Harrison was in poor health but still able to negotiate an incredible package. In an industry in which rank-and-file workers are subject to random drug tests, Harrison refused to allow an independent doctor to examine his reportedly ill health while negotiating his contract to be CEO. The $35 million that he made by the time he passed away last December made him one of the highest paid CEOs in 2017. Harrison’s protégé and successor Jim Foote stayed the course this year and announced plans in March to further cut long-term capital spending by 20 percent. Then he also completely cut domestic intermodal service to Detroit in May.

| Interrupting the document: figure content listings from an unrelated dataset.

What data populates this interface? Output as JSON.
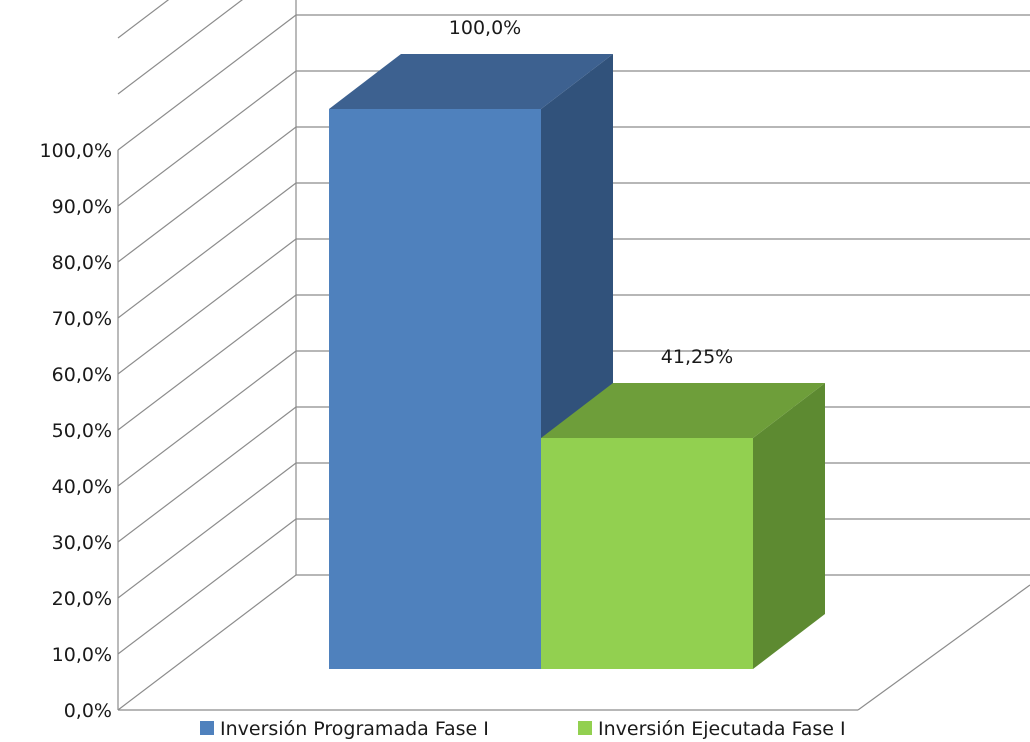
{
  "chart_data": {
    "type": "bar",
    "categories": [
      "Inversión Programada Fase I",
      "Inversión Ejecutada Fase I"
    ],
    "values": [
      100.0,
      41.25
    ],
    "value_labels": [
      "100,0%",
      "41,25%"
    ],
    "yticks": [
      0,
      10,
      20,
      30,
      40,
      50,
      60,
      70,
      80,
      90,
      100
    ],
    "ytick_labels": [
      "0,0%",
      "10,0%",
      "20,0%",
      "30,0%",
      "40,0%",
      "50,0%",
      "60,0%",
      "70,0%",
      "80,0%",
      "90,0%",
      "100,0%"
    ],
    "ylim": [
      0,
      110
    ],
    "grid": true,
    "style": "3d-column",
    "legend": "bottom",
    "colors": {
      "front": [
        "#4f81bd",
        "#92d050"
      ],
      "top": [
        "#3d6190",
        "#6e9e3a"
      ],
      "side": [
        "#31527b",
        "#5d8a31"
      ],
      "grid": "#8c8c8c"
    },
    "title": "",
    "xlabel": "",
    "ylabel": ""
  }
}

CSX and Foote are far from done. Earlier this month, the company announced that they would be cutting 230 more domestic routes and 65 international routes in January. On their third quarter earnings call last month, they reassured investors that more cuts in jobs and capital investments would be in the pipeline for the future. Foote explained that they were waiting to make more changes “because we made a commitment to our customers we wouldn’t make any kind of dramatic change until after peak season.”

Due to CSX’s spectacularly successful financial performance, other railroads are now also under pressure from Wall Street to imitate its service cuts. On the same day this past September that Union Pacific and CSX ended those nearly 200 cross-country routes, Union Pacific announced its own plan to cut costs and services across the board—called “Unified Plan 2020”—almost surely to copy CSX.

The U.S. has learned before that railroads cannot be run solely to maximize profit at the expense of service. That’s because the public suffers when it can’t get the things it needs. In his 1914 book, Other People’s Money, Louis Brandeis included a whole chapter, entitled “The Curse of Bigness,” in which he described how bankers forced well-engineered railroads to neglect investments in our infrastructure. Rather, they favored financial manipulations for profit. But now, America’s railroads are far more monopolized and even less regulated than they were a century ago.

Matthew Buck

Matthew Buck is a reporter-researcher with the Open Markets Institute.